Wider Horizons

Each fall for the last several years, as soccer heads for hibernation and indoor sports begin to stir, bertil johanssonLethbridge College athletes of a different stripe head into the fields of Alberta for what is fast becoming their traditional harvest of gold.

These Kodiaks do not hear the cheers of fans, and their endeavours largely occur away from spectators and in isolation from each other. Yet, as every race during the autumn cross-country season comes to the finish line, it is usually a Lethbridge College runner at the fore. Kodiaks have won team and individual honours at provincial and national levels, and as the string of success unwinds each year, it seems almost unbreakable.

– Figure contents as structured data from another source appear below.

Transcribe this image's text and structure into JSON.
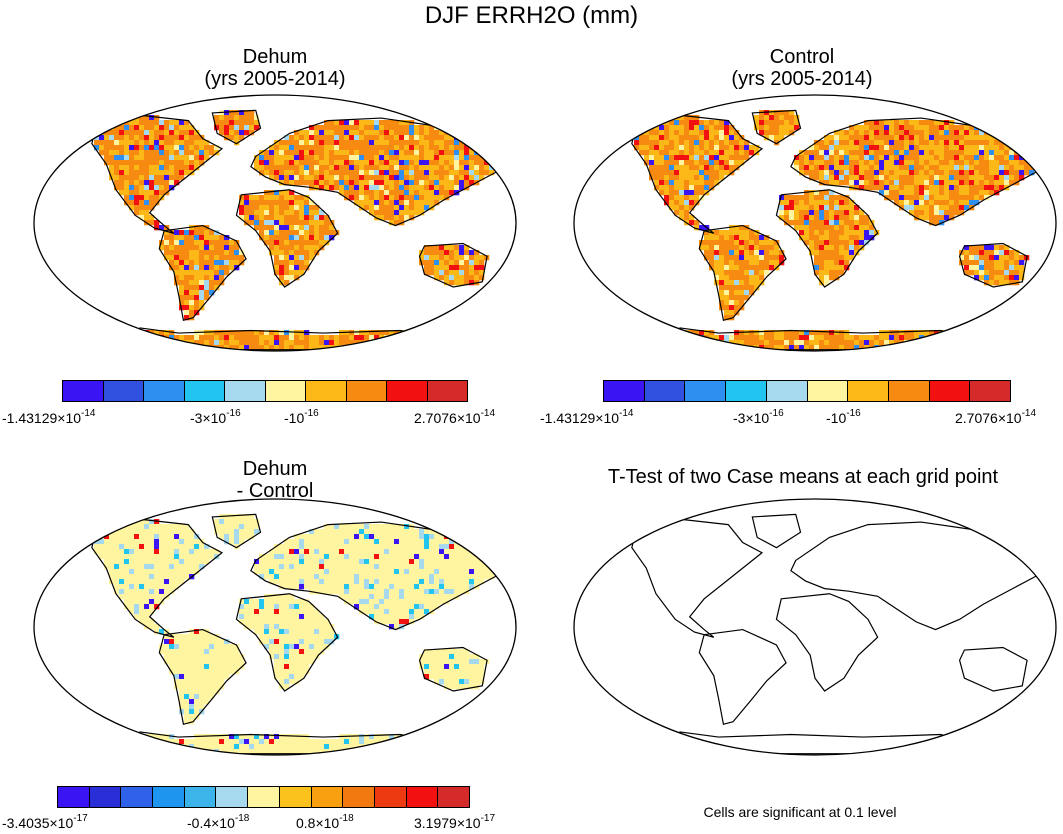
{
  "title": "DJF ERRH2O (mm)",
  "panels": [
    {
      "id": "dehum",
      "title_line1": "Dehum",
      "title_line2": "(yrs 2005-2014)",
      "fill": "orange",
      "colorbar": [
        "#3a14f2",
        "#3050e0",
        "#2f8ff0",
        "#22c4f0",
        "#a6d8ee",
        "#fff5a0",
        "#fbb816",
        "#f78a10",
        "#f21010",
        "#d42a2a"
      ],
      "ticks": [
        {
          "mant": "-1.43129",
          "exp": "-14"
        },
        {
          "mant": "-3",
          "exp": "-16"
        },
        {
          "mant": "-10",
          "exp": "-16",
          "plain": true
        },
        {
          "mant": "2.7076",
          "exp": "-14"
        }
      ]
    },
    {
      "id": "control",
      "title_line1": "Control",
      "title_line2": "(yrs 2005-2014)",
      "fill": "orange",
      "colorbar": [
        "#3a14f2",
        "#3050e0",
        "#2f8ff0",
        "#22c4f0",
        "#a6d8ee",
        "#fff5a0",
        "#fbb816",
        "#f78a10",
        "#f21010",
        "#d42a2a"
      ],
      "ticks": [
        {
          "mant": "-1.43129",
          "exp": "-14"
        },
        {
          "mant": "-3",
          "exp": "-16"
        },
        {
          "mant": "-10",
          "exp": "-16",
          "plain": true
        },
        {
          "mant": "2.7076",
          "exp": "-14"
        }
      ]
    },
    {
      "id": "diff",
      "title_line1": "Dehum",
      "title_line2": "- Control",
      "fill": "yellow",
      "colorbar": [
        "#3a14f2",
        "#2a2ed6",
        "#2f62e8",
        "#1e96f0",
        "#3cb4ea",
        "#a6d8ee",
        "#fff5a0",
        "#fbc21e",
        "#f8a010",
        "#f27810",
        "#ee3a10",
        "#f21010",
        "#d42a2a"
      ],
      "ticks": [
        {
          "mant": "-3.4035",
          "exp": "-17"
        },
        {
          "mant": "-0.4",
          "exp": "-18"
        },
        {
          "mant": "0.8",
          "exp": "-18"
        },
        {
          "mant": "3.1979",
          "exp": "-17"
        }
      ]
    },
    {
      "id": "ttest",
      "title_line1": "T-Test of two Case means at each grid point",
      "fill": "none",
      "note": "Cells are significant at 0.1 level"
    }
  ]
}
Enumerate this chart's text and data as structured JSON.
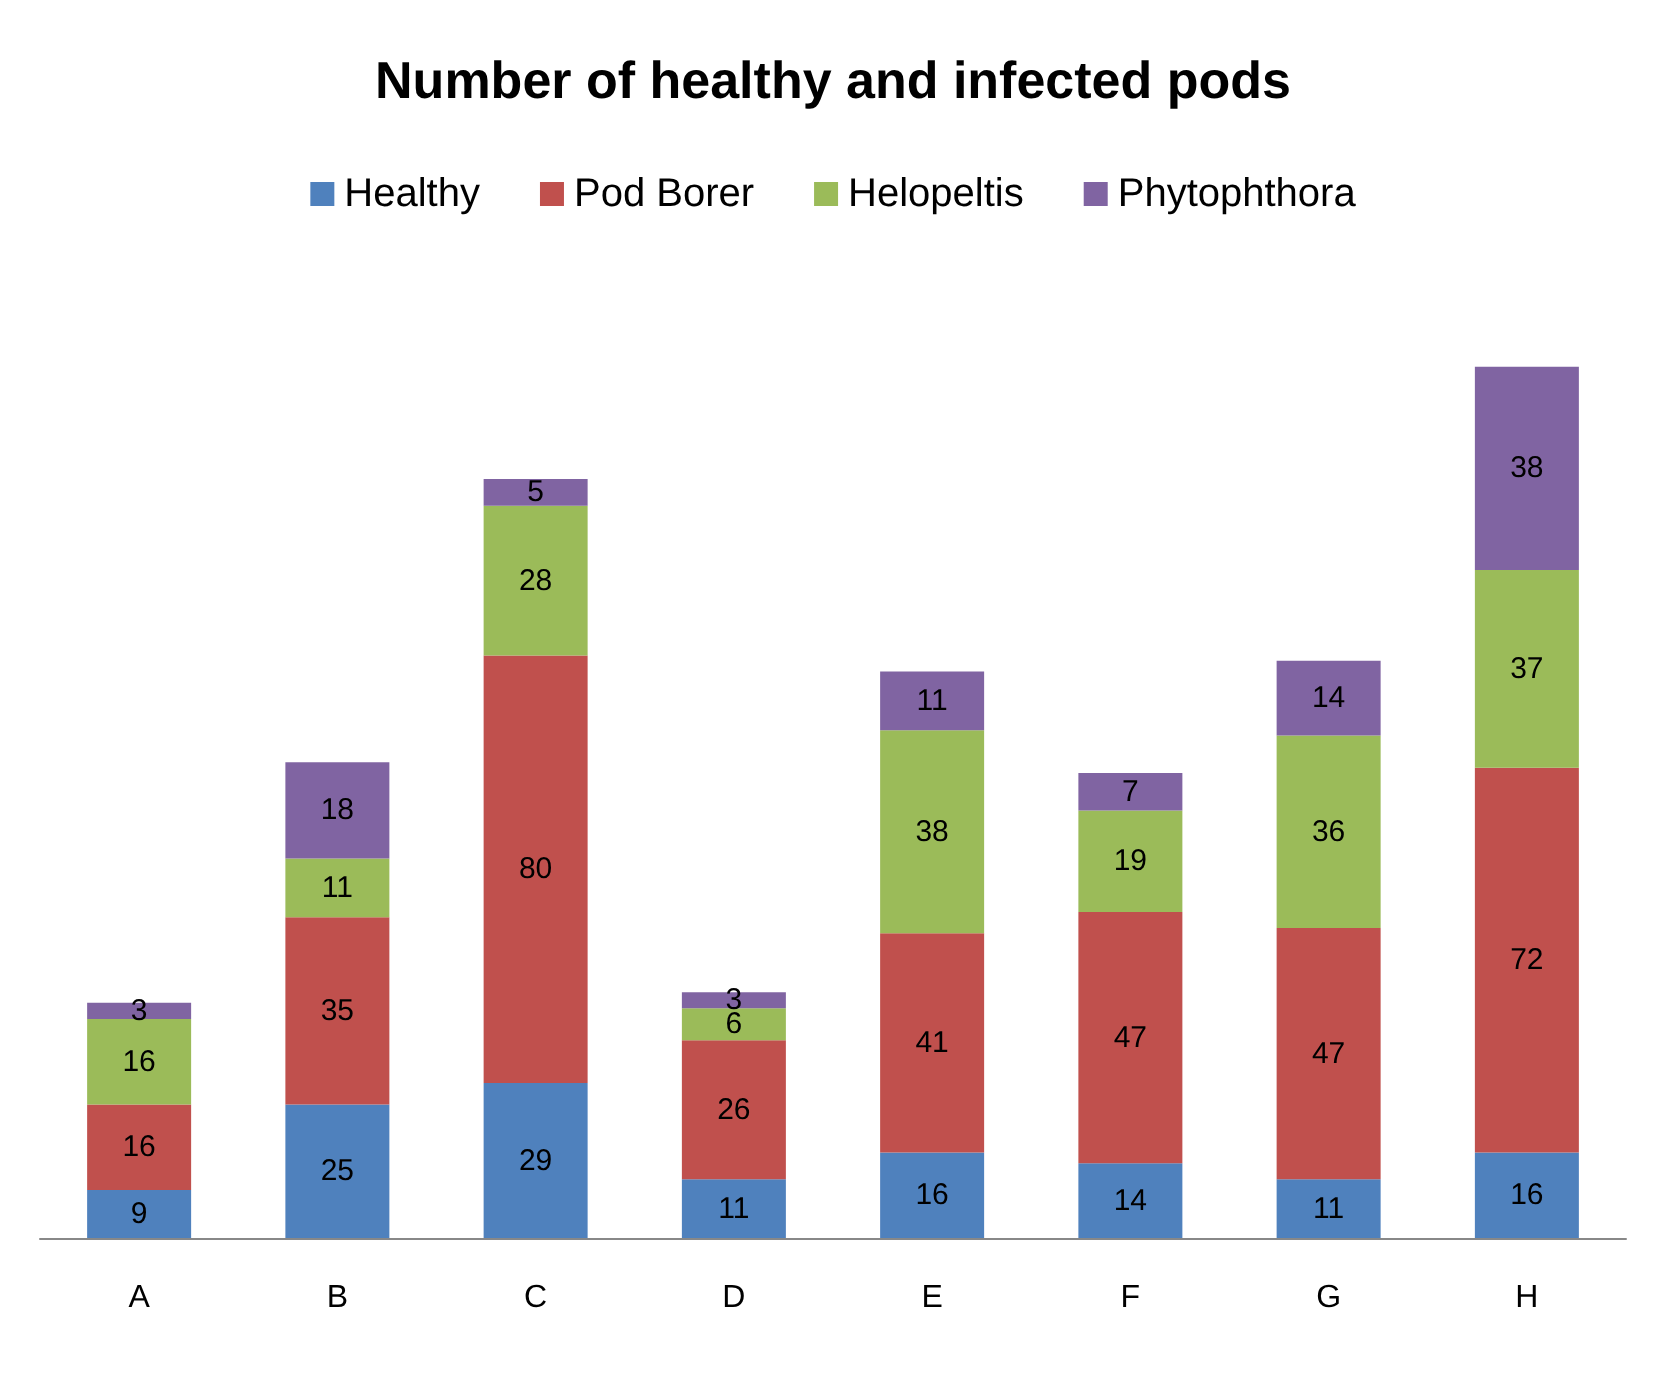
{
  "chart_data": {
    "type": "bar",
    "title": "Number of healthy and infected pods",
    "categories": [
      "A",
      "B",
      "C",
      "D",
      "E",
      "F",
      "G",
      "H"
    ],
    "stacked": true,
    "data_labels": true,
    "legend": "top",
    "series": [
      {
        "name": "Healthy",
        "color": "#4f81bd",
        "values": [
          9,
          25,
          29,
          11,
          16,
          14,
          11,
          16
        ]
      },
      {
        "name": "Pod Borer",
        "color": "#c0504d",
        "values": [
          16,
          35,
          80,
          26,
          41,
          47,
          47,
          72
        ]
      },
      {
        "name": "Helopeltis",
        "color": "#9bbb59",
        "values": [
          16,
          11,
          28,
          6,
          38,
          19,
          36,
          37
        ]
      },
      {
        "name": "Phytophthora",
        "color": "#8064a2",
        "values": [
          3,
          18,
          5,
          3,
          11,
          7,
          14,
          38
        ]
      }
    ]
  }
}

The architect for this plan of national domination is a quiet, fifty something Swede, the kind the federal government once warned were as fit as the average 30-year-old Canadian, and while Bertil Johansson has lived in Canada for more than two decades, the residuals of his Scandinavian military training are still evident.

Johansson has been the Kodiaks’ cross-country coach since 1987, but it was just eight years ago the team began collecting medals. It’s little surprise the bump in success coincided with Johansson’s first recruiting efforts in Kenya’s Great Rift Valley, a crucible for world-class runners.

“I figured if Augustana University in Camrose could import Vikings, I could bring in some Kenyans,” says Johansson, with a trace of Nordic wit. “We had no big stars in those first years and we got lucky if we had anyone fast.”

Johansson was contacted by, and subsequently became friends with, Kip Keino, Kenya’s legendary Olympic champion and now chairman of the country’s Olympic committee, and Henry Rono, another Kenyan sports hero, about the possibility of young Kenyan athlete/scholars attending Lethbridge College. With their help and connections with two Kenyan families, Johansson established a pipeline of running talent that not only puts national banners on the college’s walls, but sends young people back to Kenya with training they can put to use at home.

By now the names are familiar to those who follow the sport: Kip Kangogo and his brother Ed, Willie Kimosop, Mary Kamau and Gladys Kochei, who was recently named, along with volleyball star Sarah Luscher, as a 2007-08 Academic All-Canadian.

If athletes speak a global language, the Kenyans are its orators. And they represent just one of some 30 nations from which students came to Lethbridge College this past year. They are a direct reflection of the growing cultural diversity on campus.

Johanssons’s athletes score well academically, which fits in well with Lethbridge College’s determination to ensure education comes ahead of sports.

“Our focus is on strong academics, which we’ve tracked with the Kenyans because we don’t want to bring someone that distance and have to send them home,” says Johansson.

The college is considering establishing a transition program, in which the Kenyan students would take general studies for a year before coming to Lethbridge and into a full college program.

“The standard is higher here for academics,” says Johansson. “The Kenyan students know English, but the cultural routine is a bit different. They see the wealth of Canada in terms of food and luxury items, where every student has a cellphone and access to a computer. They need a bit of lifestyle coaching.”

Johansson arrived in Lethbridge after four years with Calgary parks and recreation to teach fitness and self defence to law enforcement students, although his name has become inextricably linked to cross-country coaching. (“I’m not really known around here for my handcuffing technique.”)

He has been coach of the year in the Alberta Colleges Athletic Association (2003) and Alberta amateur sports coach of the year (2005). Now, this year, Johansson takes his place in the Lethbridge Sports Hall of Fame.

A champion decathlete in Sweden, Johansson has since nurtured several academic initiatives, among which are a two-year fitness leadership program and an exercise science diploma, the latter attracting 40 students for this fall, the highest enrolment since it began. It’s a program wired to the growing desire of Canadians to get fit, an industry whose time has arrived amid an aging baby boom generation.

A finalist for the 2008 Lethbridge Citizen of the Year, Johansson served as organizer of the annual April 10-mile road race for 21 years and has coached in the Canadian track and field community.

“Life is a learning process,” says Johansson. “What I seek out, I stick with and do the best I can. I believe if you’ve got a talent, you should do something with it, go as far as you can, and have some fun along the way.”